Peer-to-peer lender Zopa gets full banking licence
Zopa has gained a full UK banking licence and is launching its bank alongside its peer-to-peer lending business, with its first product a savings account that can be set up in seven minutes.
The peer-to-peer lender gained a UK banking licence with restrictions in December 2018, but has now received a full licence. It also plans to launch a credit card this year.
Zopa established a peer-to-peer lending business in 2005 and has built up a large customer base. It had originally intended to launch a UK bank in November 2016 when it applied for a banking licence but, as with many tech startups, its plans changed to meet market demand.
Now is the right time, said Zopa CEO Jaidev Janardana. “Now, more than ever, the banking industry needs innovative, agile providers who work on behalf of customers,” he said. “At a time when people want great value, fair financial services products and simple, intuitive digital experience, Zopa offers consumers a compelling and credible alternative that they can trust.
“Securing our banking licence enables Zopa to play a wider role in the financial lives of our customers, as well as offering much-needed choice and competition to the wider market.”
All services will be available on the Zopa app, which was launched in 2018. It initially enabled borrowers to track loans, but Zopa decided the app would host all products and services going forward. Its services are delivered from the Amazon Web Services cloud.
Zopa decided to build the tech platforms for its banking products in-house because of its extensive internal tech talent with experience in building a peer-to-peer lending platform. It has about 500 staff, with some 100 working directly with technology, such as software developers and data scientists. Around one-third of its employees work at least partly with technology.
Didier Baclin, chief product officer at Zopa, who was previously an Amazon employee, is driving the tech project underpinning the bank. Last year, he told Computer Weekly that Zopa’s success in the peer-to-peer lending sector, where it has lent billions of pounds, is evidence that it can differentiate.
Zopa is applying its tech knowhow and machine learning to give consumers services that are as easy to use as Netflix and Amazon.
“With things like Netflix, a lot of very complex things are going on in the background, but to the customer it looks very simple,” Baclin told Computer Weekly last year. “That is exactly what we are trying to do.”

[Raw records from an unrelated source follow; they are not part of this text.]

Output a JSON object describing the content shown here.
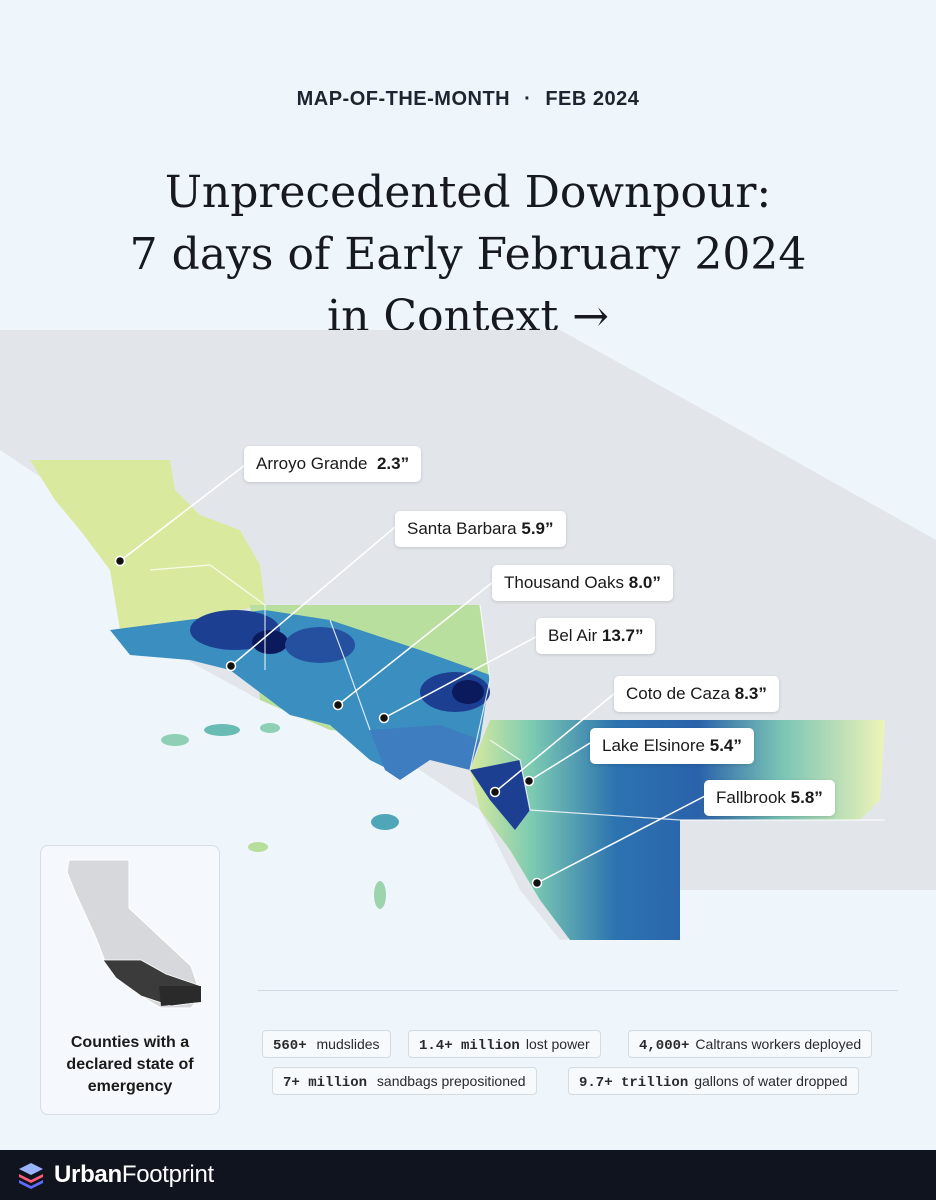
{
  "header": {
    "kicker_left": "MAP-OF-THE-MONTH",
    "kicker_sep": "·",
    "kicker_right": "FEB 2024",
    "title_line1": "Unprecedented Downpour:",
    "title_line2": "7 days of Early February 2024",
    "title_line3": "in Context →"
  },
  "map": {
    "labels": [
      {
        "place": "Arroyo Grande",
        "value": "2.3”"
      },
      {
        "place": "Santa Barbara",
        "value": "5.9”"
      },
      {
        "place": "Thousand Oaks",
        "value": "8.0”"
      },
      {
        "place": "Bel Air",
        "value": "13.7”"
      },
      {
        "place": "Coto de Caza",
        "value": "8.3”"
      },
      {
        "place": "Lake Elsinore",
        "value": "5.4”"
      },
      {
        "place": "Fallbrook",
        "value": "5.8”"
      }
    ],
    "colors": {
      "low": "#e8f1b8",
      "mid": "#5fb8b4",
      "high": "#1d3f91",
      "peak": "#0b1a5c",
      "land": "#e3e7ec"
    }
  },
  "inset": {
    "caption_line1": "Counties with a",
    "caption_line2": "declared state of",
    "caption_line3": "emergency"
  },
  "stats": [
    {
      "num": "560+",
      "text": "mudslides"
    },
    {
      "num": "1.4+ million",
      "text": "lost power"
    },
    {
      "num": "4,000+",
      "text": "Caltrans workers deployed"
    },
    {
      "num": "7+ million",
      "text": "sandbags prepositioned"
    },
    {
      "num": "9.7+ trillion",
      "text": "gallons of water dropped"
    }
  ],
  "footer": {
    "brand_bold": "Urban",
    "brand_light": "Footprint",
    "logo_icon": "stacked-layers-icon"
  }
}
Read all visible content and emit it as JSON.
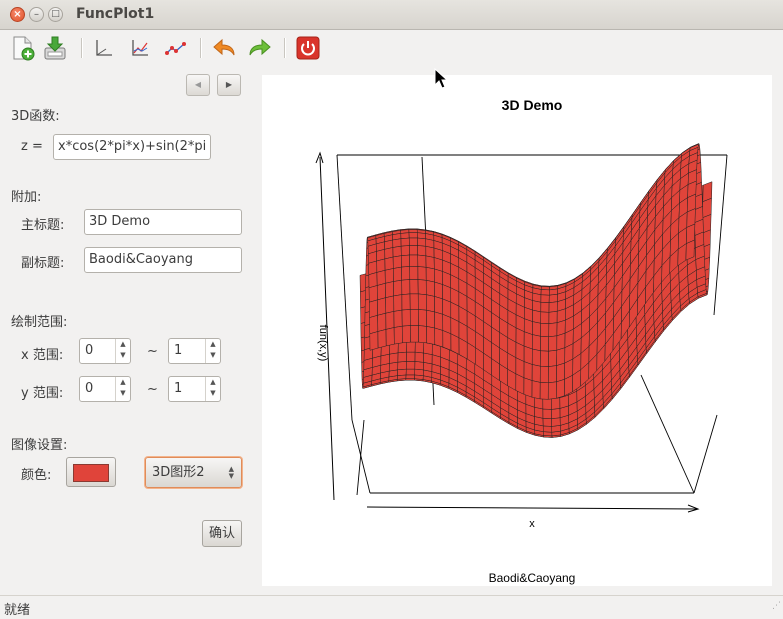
{
  "window": {
    "title": "FuncPlot1"
  },
  "nav": {
    "prev": "◀",
    "next": "▶"
  },
  "function": {
    "section_label": "3D函数:",
    "z_label": "z =",
    "expression": "x*cos(2*pi*x)+sin(2*pi"
  },
  "extra": {
    "section_label": "附加:",
    "main_title_label": "主标题:",
    "main_title_value": "3D Demo",
    "sub_title_label": "副标题:",
    "sub_title_value": "Baodi&Caoyang"
  },
  "range": {
    "section_label": "绘制范围:",
    "x_label": "x 范围:",
    "x_min": "0",
    "x_max": "1",
    "y_label": "y 范围:",
    "y_min": "0",
    "y_max": "1",
    "tilde": "~"
  },
  "image": {
    "section_label": "图像设置:",
    "color_label": "颜色:",
    "color_value": "#e0443a",
    "type_value": "3D图形2",
    "confirm_label": "确认"
  },
  "plot": {
    "title": "3D Demo",
    "xlabel": "x",
    "zlabel": "fun(x,y)",
    "subtitle": "Baodi&Caoyang",
    "surface_color": "#e0443a"
  },
  "status": {
    "text": "就绪"
  },
  "toolbar": {
    "icons": [
      "new-file-icon",
      "save-icon",
      "axes-icon",
      "line-chart-icon",
      "scatter-chart-icon",
      "undo-icon",
      "redo-icon",
      "power-icon"
    ]
  }
}
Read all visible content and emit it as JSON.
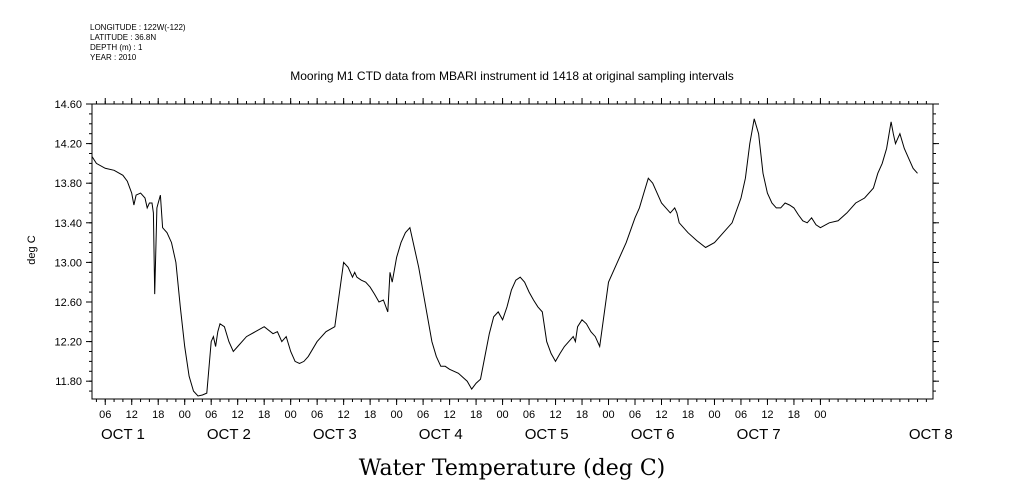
{
  "header": {
    "meta_lines": [
      "LONGITUDE : 122W(-122)",
      "LATITUDE : 36.8N",
      "DEPTH (m) : 1",
      "YEAR : 2010"
    ]
  },
  "chart_data": {
    "type": "line",
    "title": "Mooring M1 CTD data from MBARI instrument id 1418 at original sampling intervals",
    "xlabel": "Water Temperature (deg C)",
    "ylabel": "deg C",
    "xlim": [
      "OCT 1 03:00",
      "OCT 8 01:30"
    ],
    "ylim": [
      11.62,
      14.6
    ],
    "yticks": [
      "11.80",
      "12.20",
      "12.60",
      "13.00",
      "13.40",
      "13.80",
      "14.20",
      "14.60"
    ],
    "hour_tick_labels": [
      "06",
      "12",
      "18",
      "00",
      "06",
      "12",
      "18",
      "00",
      "06",
      "12",
      "18",
      "00",
      "06",
      "12",
      "18",
      "00",
      "06",
      "12",
      "18",
      "00",
      "06",
      "12",
      "18",
      "00",
      "06",
      "12",
      "18",
      "00"
    ],
    "day_labels": [
      "OCT  1",
      "OCT  2",
      "OCT  3",
      "OCT  4",
      "OCT  5",
      "OCT  6",
      "OCT  7",
      "OCT 8"
    ],
    "grid": false,
    "series": [
      {
        "x_hours_since_oct1_0000": [
          3,
          4,
          6,
          8,
          10,
          11,
          12,
          12.5,
          13,
          14,
          15,
          15.5,
          16,
          16.6,
          16.9,
          17.2,
          17.7,
          18,
          18.5,
          19,
          20,
          21,
          22,
          23,
          24,
          25,
          26,
          27,
          28,
          29,
          30,
          30.5,
          31,
          31.5,
          32,
          33,
          34,
          35,
          36,
          38,
          40,
          42,
          44,
          45,
          46,
          47,
          48,
          49,
          50,
          51,
          52,
          54,
          56,
          58,
          60,
          61,
          62,
          62.5,
          63,
          64,
          65,
          66,
          67,
          68,
          69,
          70,
          70.5,
          71,
          72,
          73,
          74,
          75,
          76,
          77,
          78,
          79,
          80,
          81,
          82,
          83,
          84,
          86,
          88,
          89,
          90,
          91,
          92,
          93,
          94,
          95,
          96,
          97,
          98,
          99,
          100,
          101,
          102,
          103,
          104,
          105,
          106,
          107,
          108,
          109,
          110,
          111,
          112,
          112.5,
          113,
          114,
          115,
          116,
          117,
          118,
          120,
          122,
          124,
          126,
          127,
          128,
          129,
          130,
          131,
          132,
          133,
          134,
          135,
          135.5,
          136,
          138,
          140,
          142,
          144,
          146,
          148,
          150,
          151,
          152,
          153,
          154,
          155,
          156,
          157,
          158,
          159,
          160,
          161,
          162,
          163,
          164,
          165,
          166,
          167,
          168,
          170,
          172,
          174,
          176,
          178,
          180,
          181,
          182,
          183,
          184,
          184.5,
          185,
          185.5,
          186,
          187,
          188,
          189,
          190,
          191,
          192,
          193,
          193.5,
          194
        ],
        "values": [
          14.07,
          14.0,
          13.95,
          13.93,
          13.88,
          13.82,
          13.7,
          13.58,
          13.68,
          13.7,
          13.65,
          13.55,
          13.6,
          13.6,
          13.5,
          12.68,
          13.55,
          13.6,
          13.68,
          13.35,
          13.3,
          13.2,
          13.0,
          12.55,
          12.15,
          11.85,
          11.7,
          11.65,
          11.66,
          11.68,
          12.2,
          12.25,
          12.15,
          12.3,
          12.38,
          12.35,
          12.2,
          12.1,
          12.15,
          12.25,
          12.3,
          12.35,
          12.28,
          12.3,
          12.2,
          12.25,
          12.1,
          12.0,
          11.98,
          12.0,
          12.05,
          12.2,
          12.3,
          12.35,
          13.0,
          12.95,
          12.85,
          12.9,
          12.85,
          12.82,
          12.8,
          12.75,
          12.68,
          12.6,
          12.62,
          12.5,
          12.9,
          12.8,
          13.05,
          13.2,
          13.3,
          13.35,
          13.15,
          12.95,
          12.7,
          12.45,
          12.2,
          12.05,
          11.95,
          11.95,
          11.92,
          11.88,
          11.8,
          11.72,
          11.78,
          11.82,
          12.05,
          12.28,
          12.45,
          12.5,
          12.42,
          12.55,
          12.72,
          12.82,
          12.85,
          12.8,
          12.7,
          12.62,
          12.55,
          12.5,
          12.2,
          12.08,
          12.0,
          12.08,
          12.15,
          12.2,
          12.25,
          12.2,
          12.35,
          12.42,
          12.38,
          12.3,
          12.25,
          12.15,
          12.8,
          13.0,
          13.2,
          13.45,
          13.55,
          13.7,
          13.85,
          13.8,
          13.7,
          13.6,
          13.55,
          13.5,
          13.55,
          13.5,
          13.4,
          13.3,
          13.22,
          13.15,
          13.2,
          13.3,
          13.4,
          13.65,
          13.85,
          14.2,
          14.45,
          14.3,
          13.9,
          13.7,
          13.6,
          13.55,
          13.55,
          13.6,
          13.58,
          13.55,
          13.48,
          13.42,
          13.4,
          13.45,
          13.38,
          13.35,
          13.4,
          13.42,
          13.5,
          13.6,
          13.65,
          13.75,
          13.9,
          14.0,
          14.15,
          14.42,
          14.3,
          14.2,
          14.25,
          14.3,
          14.15,
          14.05,
          13.95,
          13.9
        ]
      }
    ]
  },
  "ticks": [
    {
      "x": 0,
      "values": []
    }
  ]
}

In 2018, in preparation for the new bank, Zopa invested in building a team of developers, based in London and Barcelona. “From then until now, the teams have worked tirelessly to create systems that are purposely different from traditional banks,” it said in a statement.
The banking push comes at a time when many challenger banks and other fintechs have had to slow their development amid the Covid-19 pandemic. But those challenger banks that get through the crisis will benefit from the changes to people’s lifestyles that the coronavirus has triggered.
For example, there has been an increase in take-up of mobile banking as consumers avoided physical contact during lockdowns.